Testata: Il Messaggero
Data: 10 maggio 2020
Pagina: 22
Autore: Marina Valensise
Titolo: «Kissinger, la realpolitik nata ai tempi dell'orrore»

Riprendiamo dal MESSAGGERO di oggi, 10/05/2020, a pag. 22, con il titolo "Kissinger, la realpolitik nata ai tempi dell'orrore", l'analisi di Marina Valensise.

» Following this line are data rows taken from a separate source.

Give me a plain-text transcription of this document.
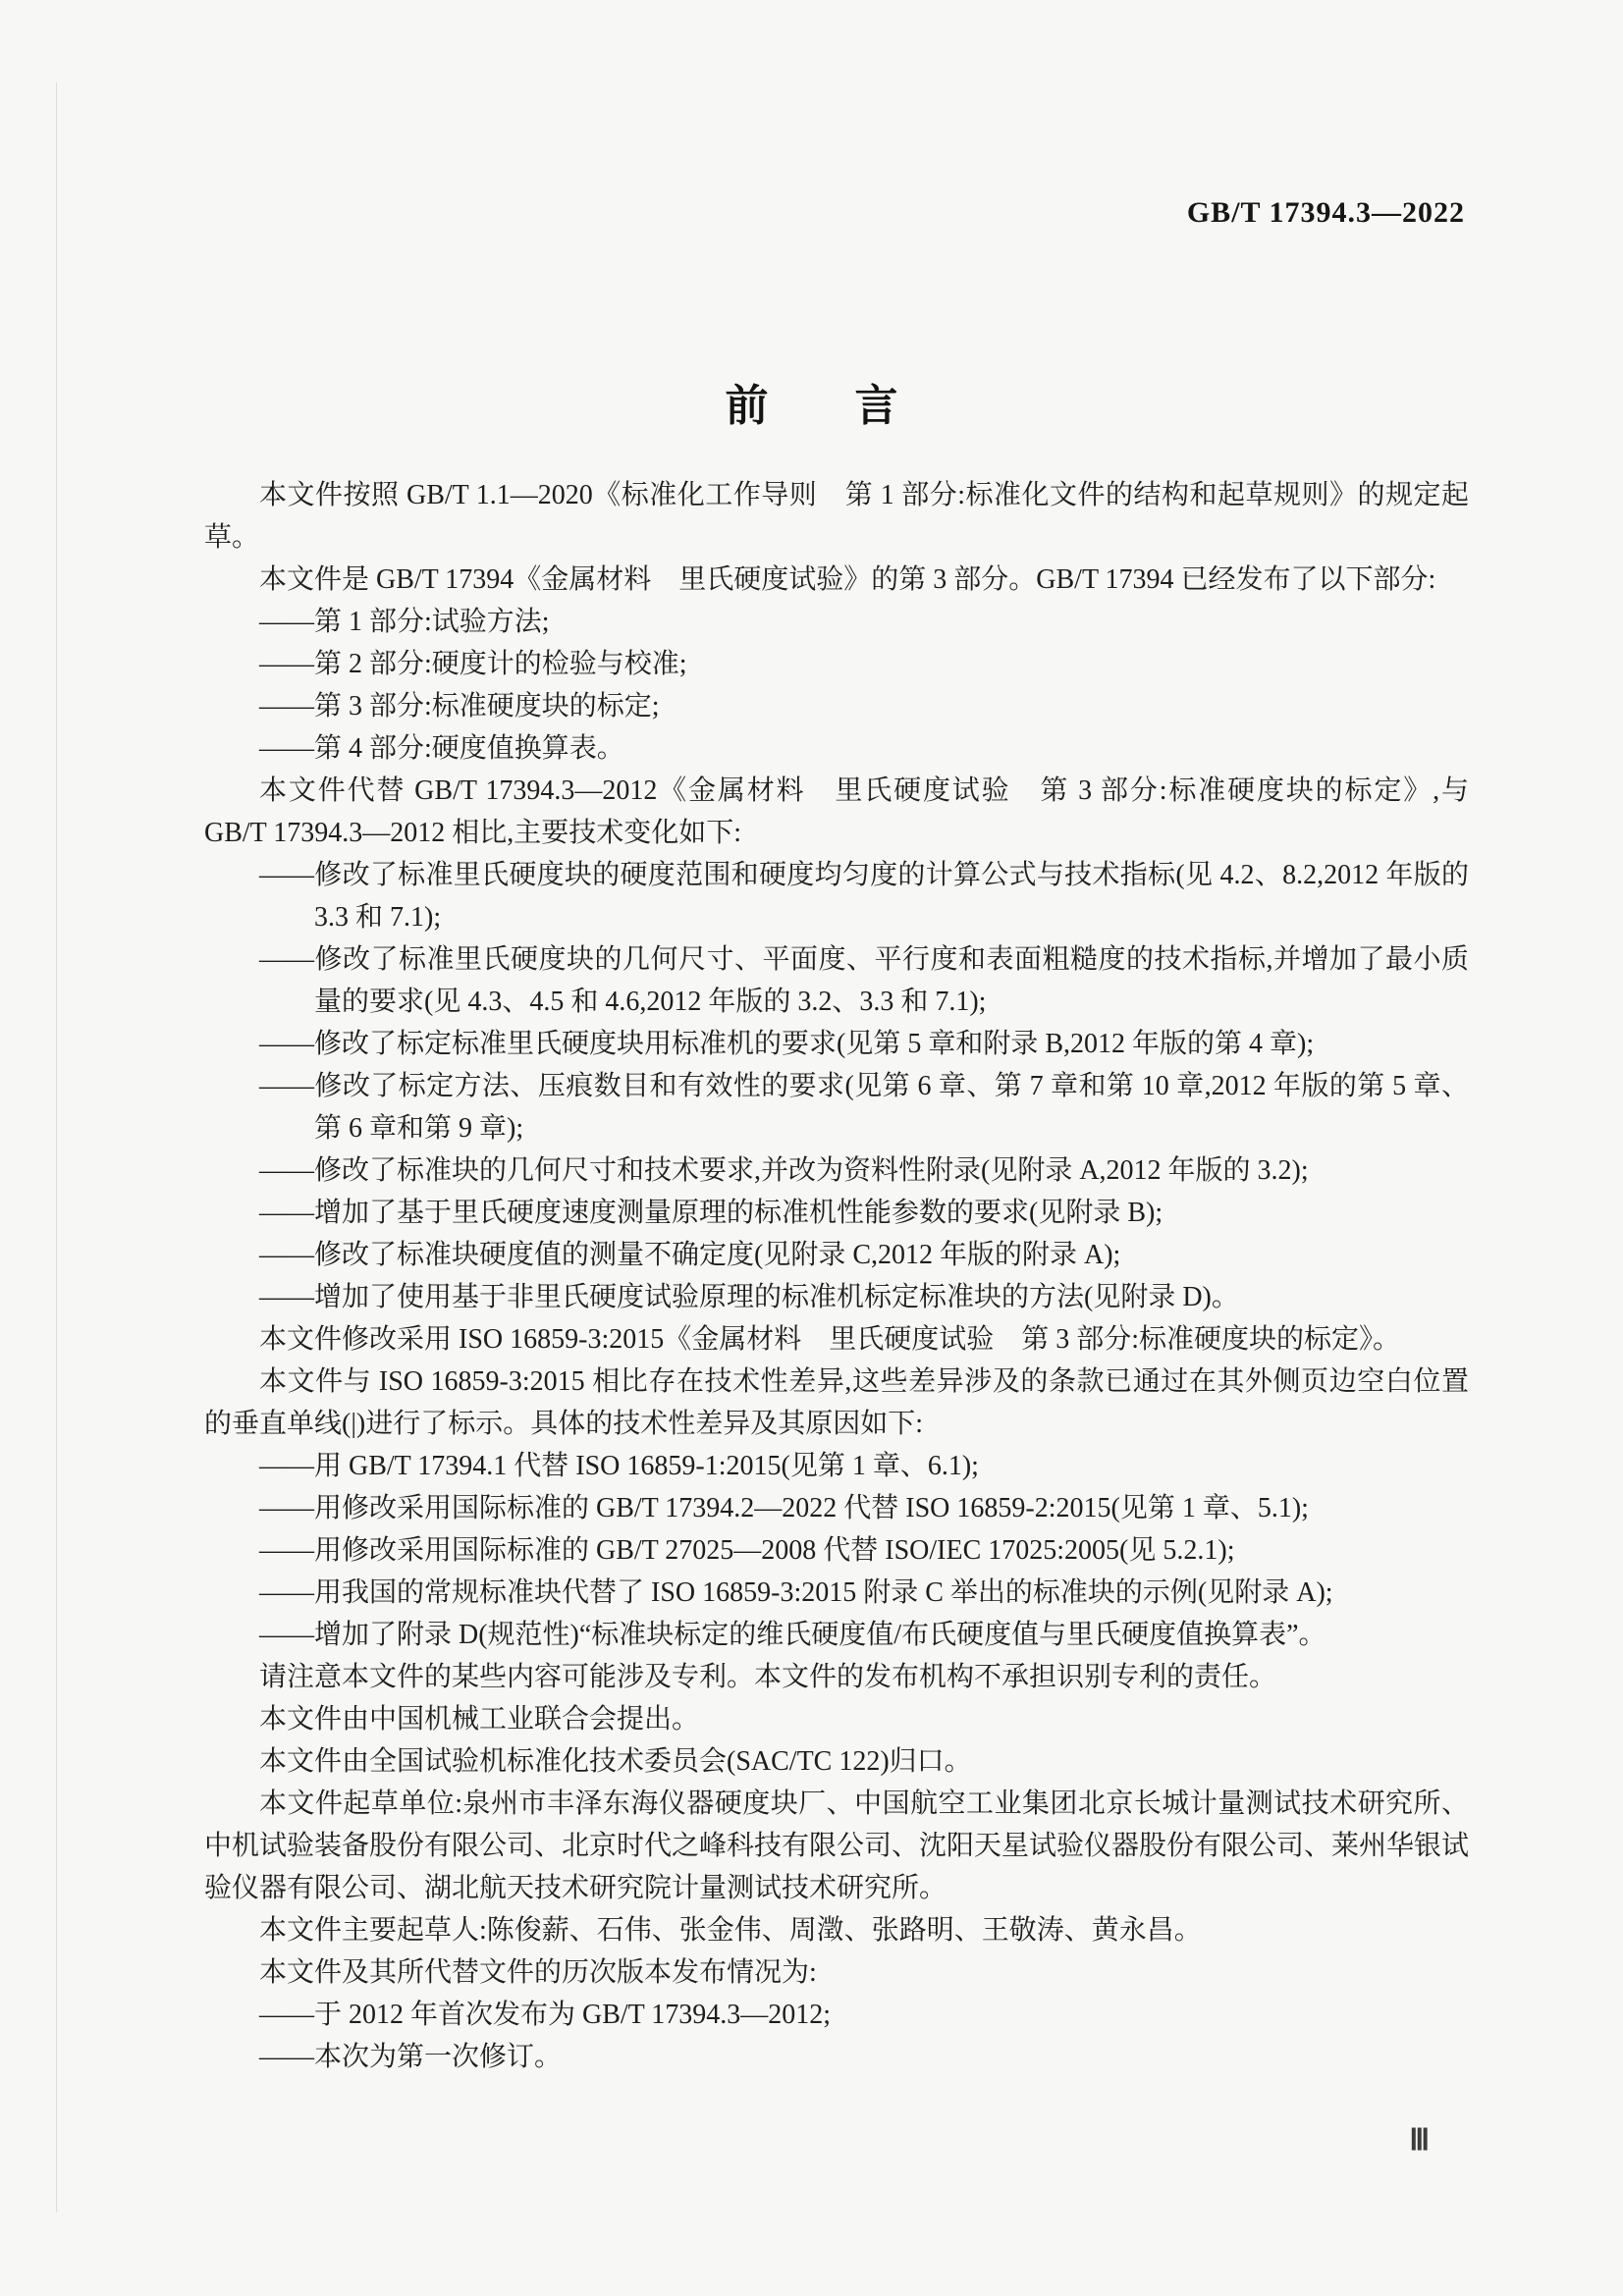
GB/T 17394.3—2022
前　　言

本文件按照 GB/T 1.1—2020《标准化工作导则　第 1 部分:标准化文件的结构和起草规则》的规定起草。

本文件是 GB/T 17394《金属材料　里氏硬度试验》的第 3 部分。GB/T 17394 已经发布了以下部分:

——第 1 部分:试验方法;

——第 2 部分:硬度计的检验与校准;

——第 3 部分:标准硬度块的标定;

——第 4 部分:硬度值换算表。

本文件代替 GB/T 17394.3—2012《金属材料　里氏硬度试验　第 3 部分:标准硬度块的标定》,与 GB/T 17394.3—2012 相比,主要技术变化如下:

——修改了标准里氏硬度块的硬度范围和硬度均匀度的计算公式与技术指标(见 4.2、8.2,2012 年版的 3.3 和 7.1);

——修改了标准里氏硬度块的几何尺寸、平面度、平行度和表面粗糙度的技术指标,并增加了最小质量的要求(见 4.3、4.5 和 4.6,2012 年版的 3.2、3.3 和 7.1);

——修改了标定标准里氏硬度块用标准机的要求(见第 5 章和附录 B,2012 年版的第 4 章);

——修改了标定方法、压痕数目和有效性的要求(见第 6 章、第 7 章和第 10 章,2012 年版的第 5 章、第 6 章和第 9 章);

——修改了标准块的几何尺寸和技术要求,并改为资料性附录(见附录 A,2012 年版的 3.2);

——增加了基于里氏硬度速度测量原理的标准机性能参数的要求(见附录 B);

——修改了标准块硬度值的测量不确定度(见附录 C,2012 年版的附录 A);

——增加了使用基于非里氏硬度试验原理的标准机标定标准块的方法(见附录 D)。

本文件修改采用 ISO 16859-3:2015《金属材料　里氏硬度试验　第 3 部分:标准硬度块的标定》。

本文件与 ISO 16859-3:2015 相比存在技术性差异,这些差异涉及的条款已通过在其外侧页边空白位置的垂直单线(|)进行了标示。具体的技术性差异及其原因如下:

——用 GB/T 17394.1 代替 ISO 16859-1:2015(见第 1 章、6.1);

——用修改采用国际标准的 GB/T 17394.2—2022 代替 ISO 16859-2:2015(见第 1 章、5.1);

——用修改采用国际标准的 GB/T 27025—2008 代替 ISO/IEC 17025:2005(见 5.2.1);

——用我国的常规标准块代替了 ISO 16859-3:2015 附录 C 举出的标准块的示例(见附录 A);

——增加了附录 D(规范性)“标准块标定的维氏硬度值/布氏硬度值与里氏硬度值换算表”。

请注意本文件的某些内容可能涉及专利。本文件的发布机构不承担识别专利的责任。

本文件由中国机械工业联合会提出。

本文件由全国试验机标准化技术委员会(SAC/TC 122)归口。

本文件起草单位:泉州市丰泽东海仪器硬度块厂、中国航空工业集团北京长城计量测试技术研究所、中机试验装备股份有限公司、北京时代之峰科技有限公司、沈阳天星试验仪器股份有限公司、莱州华银试验仪器有限公司、湖北航天技术研究院计量测试技术研究所。

本文件主要起草人:陈俊薪、石伟、张金伟、周澂、张路明、王敬涛、黄永昌。

本文件及其所代替文件的历次版本发布情况为:

——于 2012 年首次发布为 GB/T 17394.3—2012;

——本次为第一次修订。

Ⅲ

La versione di Henry Kissinger - Limes
Henry
Kissinger

Heinz Kissinger aveva nove anni nel 1933, quando Hitler venne nominato Cancelliere. Era il figlio di un ebreo tedesco assimilato, un uomo pio, insegnante a Fürth, cittadina manifatturiera di 70 mila abitanti in Baviera, che l'aveva cresciuto nel culto di Goethe, Lessing e Felix Mendellsohn, votandolo all'ideale della Bildung (la tradizione tedesca di auto-formazione). Da un giorno all'altro, si trovò braccato da bande di ragazzetti in camicia bruna, costretto a cambiare strada, a disertare la piscina, a fingersi cattolico per giocare a pallone. Nel 1938, alla vigila della Kristallnacht, la madre Paula Stern, figlia di un mercante di bestiame e perciò dotata di senso pratico, riuscì a ottenere un visto per l'America. Cosi la famigliola riparò a Washington Heights, Upper Manhattan, fra la comunità di ebrei tedeschi detta per scherzo "The Fourth Reich", dove il vecchio padre, ormai vinto dalla vita, cercò di riciclarsi come contabile.

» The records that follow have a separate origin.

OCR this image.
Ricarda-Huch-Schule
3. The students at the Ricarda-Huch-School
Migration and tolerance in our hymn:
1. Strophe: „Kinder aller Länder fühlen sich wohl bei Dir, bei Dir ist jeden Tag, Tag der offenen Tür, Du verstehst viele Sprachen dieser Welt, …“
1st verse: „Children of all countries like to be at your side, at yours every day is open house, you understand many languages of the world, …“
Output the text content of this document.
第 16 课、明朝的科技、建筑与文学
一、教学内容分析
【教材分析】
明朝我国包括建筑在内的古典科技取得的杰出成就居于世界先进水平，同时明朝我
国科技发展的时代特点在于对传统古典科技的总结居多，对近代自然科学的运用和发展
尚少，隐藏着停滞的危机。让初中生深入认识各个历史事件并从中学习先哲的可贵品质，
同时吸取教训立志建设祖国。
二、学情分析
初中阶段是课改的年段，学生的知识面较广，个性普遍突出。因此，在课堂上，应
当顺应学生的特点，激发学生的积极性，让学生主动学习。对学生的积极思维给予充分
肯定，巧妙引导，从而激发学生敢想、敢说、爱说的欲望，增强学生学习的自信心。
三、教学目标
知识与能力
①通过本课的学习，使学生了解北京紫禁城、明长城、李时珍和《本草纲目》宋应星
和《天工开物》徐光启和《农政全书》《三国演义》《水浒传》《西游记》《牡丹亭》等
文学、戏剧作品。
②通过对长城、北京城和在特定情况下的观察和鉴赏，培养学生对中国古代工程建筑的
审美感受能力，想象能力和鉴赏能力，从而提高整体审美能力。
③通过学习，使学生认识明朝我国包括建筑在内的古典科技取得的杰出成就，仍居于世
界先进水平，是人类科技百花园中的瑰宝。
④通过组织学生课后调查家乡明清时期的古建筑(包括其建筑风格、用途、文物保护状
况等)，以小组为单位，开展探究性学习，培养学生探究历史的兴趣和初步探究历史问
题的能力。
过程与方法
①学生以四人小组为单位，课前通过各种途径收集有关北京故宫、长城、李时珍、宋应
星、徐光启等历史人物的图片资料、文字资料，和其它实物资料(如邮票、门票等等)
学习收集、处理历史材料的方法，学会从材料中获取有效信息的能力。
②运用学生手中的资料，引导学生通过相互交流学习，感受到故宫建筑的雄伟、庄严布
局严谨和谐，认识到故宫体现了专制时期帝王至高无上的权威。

LA CARRIERA Divenuto adulto, laureato a Harvard con tesi su Metternich e Castlereagh, scrittore di successo con un saggio del 1957 sulle armi nucleari, professore a Harvard, consulente del governo, diplomatico di prestigio, consigliere per la sicurezza nazionale e Segretario di Stato dal 1969 al 1977, durante le presidenze di Richard Nixon e di Gerald Ford, e Premio Nobel per la Pace nel 1973. Henry Kissinger, che era diventato americano dopo essersi arruolato nell'esercito ed essere tornato in Germania per insegnare a dare la caccia ai nazisti, avrebbe minimizzato il peso della persecuzione subita nell'infanzia. Eppure, solo un biografo dal cuore duro potrebbe negare l'impatto che la parabola del padre ebbe sulla visione del figlio e resistere alla tentazione di considerare l'attenzione al realismo e l'assenza di illusioni una sorta di compensazione all'impotenza del padre.

LE CRISI È l'assunto sul quale si fonda Barry Gewen, redattore di lungo corso alla New York Times Book Review. Il suo libro oscilla tra il ritratto intellettuale e il compendio politico. Dalla storia del Cile moderno, dove il colpo di Stato del 1973 contro il presidente Salvator Allende, primo comunista regolarmente eletto, un putsch gradito a Washington ma indipendente dall'amministrazione americana, è riportato alla sola matrice militare, sebbene Kissinger ammonisse "Non vedo perché dovremmo stare a guardare un Paese che diventa comunista per l'irresponsabilità del suo stesso popolo?", si passa alla crisi della democrazia nella repubblica di Weimar. Dalla seconda guerra mondiale alla Guerra fredda, dalla guerra nel Vietnam all'invasione della Cambogia e all'umiliazione da parte di Ronald Reagan che considerava superata la realpolitik, e non volle Kissinger alla Segreteria di Stato. Seguendo un periplo movimentato, Gewen finisce per assolvere da ogni accusa di cinismo, opportunismo, machiavellismo e diabolica spregiudicatezza il maestro della realpolitik, che persegui l'interesse nazionale e l'equilibrio di poteri per garantire la stabilità dell'ordine mondiale.

LE CAMERE A GAS Lo choc subito da bambino, l'aver visto tramontare da un giorno all'altro gli ideali del padre, l'aver visto inghiottire zii e cugini nelle camere a gas, l'aver assistito inerme alla distruzione della democrazia, in nome della democrazia e attraverso le procedure della democrazia, costituiscono il nucleo tragico del pensiero politico di Kissinger che affonda le radici nel pessimismo europeo del Novecento, e nella diffidenza verso la democrazia moderna condivisa da altri emigrati eccellenti, come Leo Strauss, Hannah Arendt e Hans Morgenthau, accomunati nella riflessione sulla morte della civiltà e dall'avvento inaspettato della barbarie, prodotto e nemesi dell'idea di progresso. Alla fine di tante digressioni, resta da capire se, e lino a che punto, il realismo politico, e per esempio la teoria dell'effetto domino in Asia, sia stato obiettivamente efficace nell'azione diplomatica di un pensatore di spicco.